The Unspoken Drive-Thru Rule You Should Never Break

The drive-thru was one of the greatest inventions of the 20th century. There's nothing better than ordering food and having someone hand it to you without even needing to leave your car (well, except maybe delivery). It's the perfect road trip snack or the best way to cap a long drive home.

Though it's hard to find someone who hasn't experienced a drive-thru at least once, you might not have realized that drive-thru etiquette actually exists. It turns out there are unwritten rules on how to properly order your food via drive-thru, from the moment you reach the speaker until you're happily driving away with that burger and fries.

At the start of the pandemic in the spring of 2020, drive-thru visitor numbers were at an all-time high, per NPD. And while the busiest lines still move relatively fast, there are some instances you might find yourself at a standstill. If you're wondering why your order is backed up, it could be because someone ahead of you doesn't know how to follow the rules, or doesn't care to.

Always know what you're ordering when it's time

It's no secret that you often can't get a good look at the fast-food menu until you're parked right next to it and about to order. But there is one rule you should always follow when you're ordering from the car: Know what you want before you get to the front of the line. 

Most people who have worked at a drive-thru are no stranger to the "uh" and "uhm" uttered by plenty of customers as they frantically try to decide what they're craving. However, The Takeout reports that not knowing what to order upon pulling up to the speaker is one of the biggest ways customers add time to everyone's drive-thru experience. An easy fix could be to pull up the menu on your phone ahead of time if you can't see it while waiting in line. 

Looking at the menu beforehand could also help answer some questions you might have (such as whether or not substitutions are allowed), which helps to avoid spending too much time at the ordering speaker.

Avoid these other drive-thru mistakes

There are a few other important rules to follow at the drive-thru that will help the process run smoothly.
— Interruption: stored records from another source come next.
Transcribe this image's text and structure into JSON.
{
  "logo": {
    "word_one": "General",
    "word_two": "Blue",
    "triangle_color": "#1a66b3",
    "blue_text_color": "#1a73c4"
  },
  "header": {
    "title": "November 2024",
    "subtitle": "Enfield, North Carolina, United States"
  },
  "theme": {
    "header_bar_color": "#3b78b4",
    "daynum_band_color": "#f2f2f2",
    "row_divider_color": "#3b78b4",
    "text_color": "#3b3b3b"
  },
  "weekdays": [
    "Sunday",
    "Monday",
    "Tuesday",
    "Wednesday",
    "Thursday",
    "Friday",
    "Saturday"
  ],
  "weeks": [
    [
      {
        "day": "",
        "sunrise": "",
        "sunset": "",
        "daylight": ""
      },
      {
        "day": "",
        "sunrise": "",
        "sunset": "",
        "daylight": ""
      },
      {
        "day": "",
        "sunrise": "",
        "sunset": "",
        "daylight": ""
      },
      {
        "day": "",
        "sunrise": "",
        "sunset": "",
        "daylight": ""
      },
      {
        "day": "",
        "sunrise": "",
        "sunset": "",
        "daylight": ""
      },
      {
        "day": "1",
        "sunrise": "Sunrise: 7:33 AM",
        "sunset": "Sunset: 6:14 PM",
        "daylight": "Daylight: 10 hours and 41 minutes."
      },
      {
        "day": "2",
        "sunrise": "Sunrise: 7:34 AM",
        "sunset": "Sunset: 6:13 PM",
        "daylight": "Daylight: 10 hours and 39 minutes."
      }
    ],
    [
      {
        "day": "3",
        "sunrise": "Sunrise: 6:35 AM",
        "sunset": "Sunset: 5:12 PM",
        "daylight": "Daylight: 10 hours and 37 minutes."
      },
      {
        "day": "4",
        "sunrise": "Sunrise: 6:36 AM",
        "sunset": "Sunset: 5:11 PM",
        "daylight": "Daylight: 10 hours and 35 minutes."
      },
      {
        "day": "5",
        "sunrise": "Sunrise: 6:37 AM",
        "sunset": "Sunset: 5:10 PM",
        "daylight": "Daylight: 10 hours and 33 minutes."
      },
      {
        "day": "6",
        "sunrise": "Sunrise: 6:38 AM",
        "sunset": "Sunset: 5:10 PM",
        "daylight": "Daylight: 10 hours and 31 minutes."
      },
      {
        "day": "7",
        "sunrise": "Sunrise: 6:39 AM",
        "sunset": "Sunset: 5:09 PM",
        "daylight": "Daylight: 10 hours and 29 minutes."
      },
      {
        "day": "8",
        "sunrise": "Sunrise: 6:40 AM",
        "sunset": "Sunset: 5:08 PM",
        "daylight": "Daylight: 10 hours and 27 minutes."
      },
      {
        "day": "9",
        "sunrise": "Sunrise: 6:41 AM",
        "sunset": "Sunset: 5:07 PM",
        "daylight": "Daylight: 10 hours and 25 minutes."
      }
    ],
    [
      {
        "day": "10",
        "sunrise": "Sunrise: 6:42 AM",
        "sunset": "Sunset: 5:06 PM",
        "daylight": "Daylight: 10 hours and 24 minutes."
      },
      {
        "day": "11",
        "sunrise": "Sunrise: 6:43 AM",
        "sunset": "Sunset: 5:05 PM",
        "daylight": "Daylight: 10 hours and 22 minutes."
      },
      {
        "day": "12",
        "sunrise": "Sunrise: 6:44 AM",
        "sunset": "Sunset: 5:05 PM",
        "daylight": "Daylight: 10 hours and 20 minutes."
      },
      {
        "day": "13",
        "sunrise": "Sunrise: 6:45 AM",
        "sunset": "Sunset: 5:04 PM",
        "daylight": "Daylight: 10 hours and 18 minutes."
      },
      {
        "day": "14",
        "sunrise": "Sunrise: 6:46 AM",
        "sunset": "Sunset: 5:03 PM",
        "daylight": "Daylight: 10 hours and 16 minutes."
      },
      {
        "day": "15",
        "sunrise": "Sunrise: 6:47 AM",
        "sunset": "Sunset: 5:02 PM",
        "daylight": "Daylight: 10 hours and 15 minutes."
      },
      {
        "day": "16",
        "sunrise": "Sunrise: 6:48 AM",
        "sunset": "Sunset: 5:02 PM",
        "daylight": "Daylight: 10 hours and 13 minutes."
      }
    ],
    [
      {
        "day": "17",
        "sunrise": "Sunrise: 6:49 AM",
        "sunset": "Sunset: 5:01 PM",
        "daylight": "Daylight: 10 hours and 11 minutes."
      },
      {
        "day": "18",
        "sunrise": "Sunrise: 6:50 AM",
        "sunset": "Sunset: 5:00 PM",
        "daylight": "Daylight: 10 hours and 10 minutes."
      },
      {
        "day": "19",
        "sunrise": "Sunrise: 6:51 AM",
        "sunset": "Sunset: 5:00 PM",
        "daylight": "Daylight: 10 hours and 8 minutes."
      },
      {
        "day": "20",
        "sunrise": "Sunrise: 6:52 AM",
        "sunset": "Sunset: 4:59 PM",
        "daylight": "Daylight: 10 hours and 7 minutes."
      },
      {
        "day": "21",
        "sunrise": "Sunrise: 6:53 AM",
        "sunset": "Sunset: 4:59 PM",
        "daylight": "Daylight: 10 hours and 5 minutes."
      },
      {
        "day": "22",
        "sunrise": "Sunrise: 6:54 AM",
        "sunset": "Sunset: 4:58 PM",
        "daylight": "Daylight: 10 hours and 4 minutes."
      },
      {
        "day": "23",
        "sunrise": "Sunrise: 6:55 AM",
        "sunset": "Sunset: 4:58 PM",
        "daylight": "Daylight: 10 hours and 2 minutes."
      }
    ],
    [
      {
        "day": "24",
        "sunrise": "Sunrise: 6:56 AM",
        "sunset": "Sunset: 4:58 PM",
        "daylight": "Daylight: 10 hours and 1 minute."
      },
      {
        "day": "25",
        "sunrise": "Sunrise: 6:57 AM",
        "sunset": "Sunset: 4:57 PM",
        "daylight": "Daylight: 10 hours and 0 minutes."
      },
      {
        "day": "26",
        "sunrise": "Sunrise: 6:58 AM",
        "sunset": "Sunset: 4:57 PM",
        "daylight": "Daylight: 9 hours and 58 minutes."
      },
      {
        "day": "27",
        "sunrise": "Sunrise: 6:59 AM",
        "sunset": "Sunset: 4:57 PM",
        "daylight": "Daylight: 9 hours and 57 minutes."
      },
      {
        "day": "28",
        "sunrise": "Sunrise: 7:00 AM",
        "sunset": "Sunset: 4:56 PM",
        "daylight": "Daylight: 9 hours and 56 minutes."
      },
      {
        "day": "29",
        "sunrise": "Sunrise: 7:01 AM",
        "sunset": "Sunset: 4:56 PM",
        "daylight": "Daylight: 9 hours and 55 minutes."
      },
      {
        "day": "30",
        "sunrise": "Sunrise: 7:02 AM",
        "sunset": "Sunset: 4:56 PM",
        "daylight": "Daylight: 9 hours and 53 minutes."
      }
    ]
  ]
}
The Takeout suggests you avoid being too chatty with drive-thru employees. Though it's always important to be kind, when the restaurant has a long line, most workers aren't interested in having a conservation that might only extend the process. Rather, be cordial, place your order, and keep the line moving.

Tastemade offers another piece of advice that, while it might seem like a no-brainer, plenty of people actually need: Make sure you have your wallet. We've all experienced that moment of panic when we realize we've left our money at home. However, noticing it after you've already placed your food order isn't the most ideal time.

Additionally, once you place your order, stick with it. Tastemade advises not adding additional items to your order once you arrive at the pickup window; the process isn't as simple as you'd think. Because drive-thrus run like well-oiled machines, changing an order after you've placed it throws a wrench in the system, often resulting in a manager getting involved.

Drive-thru times are longer than ever

At the end of the day, the most important thing to remember when ordering from a drive-thru is to have patience. CNBC reported in September 2021 that drive-thru times are longer than ever, with the average time having increased by 25 seconds in 2021 from the year prior.

Another study by SeeLevel HX found that drive-thru windows have also become worse at perfecting orders. Back in 2020, the overall order accuracy was at 87%, or nearly nine out of 10 orders being made correctly. However, by 2021, that saw a 2% dip. CNBC reported that Chick-fil-A was named the chain with the most accurate orders, followed by Taco Bell. Third place saw a three-way tie between Burger King, Arby's, and Carl's Jr. The study also cites a few reasons why drive-thru times might have grown. Longer menus have become more popular, which could slow down the overall processes in the kitchen. Plus, with so many restaurants short-staffed, cooking times might have become longer as a result of orders being filled at a slower rate.

Drive-thru visits as a whole have increased drastically since the pandemic started. Visits in August 2011 were 11% higher than they were in August 2019; the scare of catching COVID-19 may have led more to opt for the drive-thru lane versus dining indoors.